Emil Kraepelin (February 15, 1856–October 7, 1926) was a German psychiatrist. He is seen as being the founder of modern scientific psychiatry, psychopharmacology and psychiatric genetics according to the eminent psychologist H. J. Eysenck in his Encyclopedia of Psychology. Kraepelin said that psychiatric diseases are mainly caused by biological and genetic disorders. His psychiatric theories dominated the field of psychiatry at the beginning of the twentieth century, and have again, in their essence, since its end. Kraepelin opposed the approach of Sigmund Freud who regarded and treated psychiatric disorders as caused by psychological factors.
In 1886, after only eight years of training, he was appointed to a professorship at the University of Tartu (then Dorpat) in what is today Estonia and became the director of an eighty-bed University Clinic. There he was able to study and record many clinical histories in detail and "was led to consider the importance of the course of the illness with regard to the classification of mental disorders." Ten years later he announced that he had found a new way of looking at mental illness. He referred to the traditional view as "symptomatic" and to his view as "clinical". This turned out to be his paradigm-setting synthesis of the hundreds of mental disorders classified by the 19th century, grouping diseases together based on classification of syndromes — common patterns of symptoms — rather than by simple similarity of major symptoms in the manner of his predecessors. In fact, it was precisely because of the demonstrated inadequacy of such methods that Kraepelin developed his new diagnostic system.
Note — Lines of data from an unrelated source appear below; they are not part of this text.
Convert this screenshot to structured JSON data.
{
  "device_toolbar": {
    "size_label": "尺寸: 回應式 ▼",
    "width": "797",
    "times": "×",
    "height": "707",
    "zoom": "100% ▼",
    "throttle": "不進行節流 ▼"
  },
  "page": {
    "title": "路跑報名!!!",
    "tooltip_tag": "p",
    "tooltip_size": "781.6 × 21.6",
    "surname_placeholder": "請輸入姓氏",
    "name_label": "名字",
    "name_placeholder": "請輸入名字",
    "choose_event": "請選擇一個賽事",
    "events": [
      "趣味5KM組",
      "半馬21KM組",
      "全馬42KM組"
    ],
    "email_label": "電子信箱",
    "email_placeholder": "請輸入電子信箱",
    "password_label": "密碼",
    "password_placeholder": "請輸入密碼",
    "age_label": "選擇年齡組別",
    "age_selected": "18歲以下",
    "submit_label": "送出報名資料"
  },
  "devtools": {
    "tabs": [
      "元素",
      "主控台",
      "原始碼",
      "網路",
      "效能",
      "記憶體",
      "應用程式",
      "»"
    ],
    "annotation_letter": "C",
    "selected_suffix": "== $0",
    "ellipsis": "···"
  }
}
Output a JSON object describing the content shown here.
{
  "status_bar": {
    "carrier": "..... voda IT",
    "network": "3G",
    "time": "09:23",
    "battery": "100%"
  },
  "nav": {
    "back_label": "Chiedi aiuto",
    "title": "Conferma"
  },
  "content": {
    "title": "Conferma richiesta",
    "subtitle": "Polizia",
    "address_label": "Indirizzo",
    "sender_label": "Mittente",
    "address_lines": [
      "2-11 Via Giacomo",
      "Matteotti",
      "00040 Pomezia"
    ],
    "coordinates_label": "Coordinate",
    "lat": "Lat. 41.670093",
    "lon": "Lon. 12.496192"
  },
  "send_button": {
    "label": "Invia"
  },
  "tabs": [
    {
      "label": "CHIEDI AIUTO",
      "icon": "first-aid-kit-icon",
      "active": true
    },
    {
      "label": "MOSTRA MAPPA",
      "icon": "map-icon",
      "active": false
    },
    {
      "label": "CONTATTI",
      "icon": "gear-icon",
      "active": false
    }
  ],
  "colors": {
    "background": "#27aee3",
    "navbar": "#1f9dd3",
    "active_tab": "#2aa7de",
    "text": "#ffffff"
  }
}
Kraepelin is specifically credited with the classification of what was previously considered to be a unitary concept of psychosis, into two distinct forms:
One of the cardinal principles of his method was the recognition that any given symptom may appear in virtually any one of these disorders; e.g., there is almost no single symptom occurring in dementia praecox which cannot sometimes be found in manic-depression. What distinguishes each disease symptomatically (as opposed to the underlying pathology) is not any particular (pathognomonic) symptom or symptoms, but a specific pattern of symptoms. In the absence of a direct physiological or genetic test or marker for each disease, it is only possible to distinguish them by their specific pattern of symptoms. Thus, Kraepelin's system is a method for pattern recognition, not grouping by common symptoms.
Kraepelin also demonstrated specific patterns in the genetics of these disorders and specific and characteristic patterns in their course and outcome. Generally speaking, there tend to be more schizophrenics among the relatives of schizophrenic patients than in the general population, while manic-depression is more frequent in the relatives of manic-depressives.
He also reported a pattern to the course and outcome of these conditions. Kraepelin believed that schizophrenia had a deteriorating course in which mental function continuously (although perhaps erratically) declines, while manic-depressive patients experienced a course of illness which was intermittent, where patients were relatively symptom-free during the intervals which separate acute episodes. This led Kraepelin to name what we now know as schizophrenia, dementia praecox (the dementia part signifing the irreversible mental decline). (It later became clear that dementia praecox did not necessarily lead to mental decline and so was renamed by Eugen Bleuler to correct the misnomer.)
Kraepelin postulated that there is a specific brain or other biological pathology underlying each of the major psychiatric disorders. As a colleague of Alois Alzheimer, and co-discoverer of Alzheimer's disease, it was his laboratory which discovered its pathologic basis. Kraepelin was confident that it would someday be possible to identify the pathologic basis of each of the major psychiatric disorders.
Kraepelin also dedicated much of his research to analyzing pedophilia. His motivation for this was due to the fact that he experienced occasional pedophilic urges.
Kraepelin's great contribution in discovering schizophrenia and manic-depression remains relatively unknown to the general public, and his work, which had neither the literary quality nor paradigmatic power of Freud's, is little read outside scholarly circles. Kraepelin's contributions were to a good extent marginalized throughout a good part of the twentieth century, during the success of Freudian etiological theories. However, his views now dominate psychiatric research and academic psychiatry, and today the published literature in the field of psychiatry is overwhelmingly biological in its orientation. His fundamental theories on the etiology and diagnosis of psychiatric disorders form the basis of all major diagnostic systems in use today, especially the American Psychiatric Association's DSM-IV and the World Health Organization's ICD system. In that sense, not only is Kraepelin's significance is historical but also contemporary scientific psychiatry is directly based on his findings and theories.